A third pair of eyes surveyed Anne with interest as she sat by Molly.
“Corking kid,” said the owner of the eyes to himself.
His name was Maxwell Sears. He was not in the least like Murray Flint. He was from the Middle West, he was red-blooded, and he cared nothing for the past. He held it as a rather negligible honor that he had a Declaration-signing ancestor. The important things to Maxwell were that he was representing his district in Congress; that he was still young enough to carry his college ideals into politics, and that he had just invested a small portion of the fortune which his father had left him in a model stock farm in Illinois.

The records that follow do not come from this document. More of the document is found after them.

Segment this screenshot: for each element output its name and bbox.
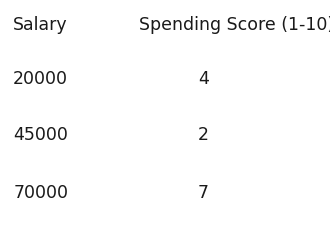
Text: Spending Score (1-10): Spending Score (1-10): [139, 16, 330, 34]
Text: 45000: 45000: [13, 126, 68, 144]
Text: Salary: Salary: [13, 16, 68, 34]
Text: 20000: 20000: [13, 70, 68, 88]
Text: 70000: 70000: [13, 184, 68, 202]
Text: 7: 7: [198, 184, 209, 202]
Text: 2: 2: [198, 126, 209, 144]
Text: 4: 4: [198, 70, 209, 88]
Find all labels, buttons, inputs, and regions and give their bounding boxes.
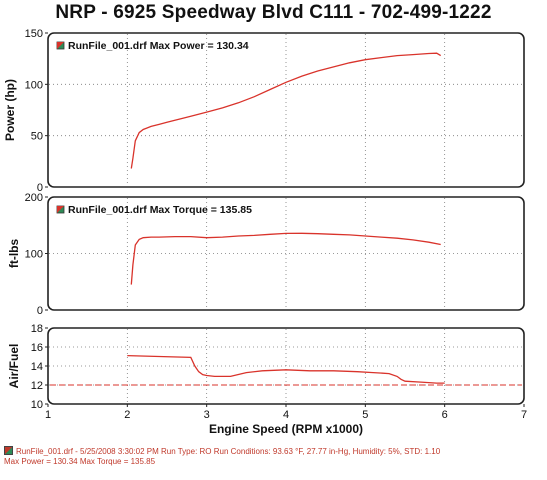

For the rest, he was big, broad-shouldered, clean-minded. Now and then he looked up at the stars, and what he saw there swayed him level with the men about him. Because of the stars he called no man a fool, except such as deemed himself wiser than the rest. Because he believed in the people they believed in him. It was that which had elected him. It was that which would elect him again.
“Corking kid,” said Maxwell Sears, with his smiling eyes on Anne.
II
In the course of the evening Maxwell managed an introduction. He found Anne quaint and charming. That she was reading Dickens amused him. He had thought that no one read Dickens in these days. How did it happen?
She said that she had discovered him for herself—many years ago.
How many years?
Well, to be explicit, ten. She had been eleven when she had found a new world in the fat little books. They had a lot of old books. She loved them all. But Dickens more than any. Didn’t he?
He did. “His heart beat with the heart of the common people. It was that which made him great.”
“Murray hates him.”
“Who is Murray?”
Anne pondered. “Well, he’s a family friend. We girls were brought up on him.”
“Brought up on him?”
“Yes. Anything Murray likes we are expected to like. If he doesn’t like things we don’t.”
“Oh.”
“He’s over there by Mrs. Winchell.”
Maxwell looked and knew the type. “But you don’t agree about Dickens?”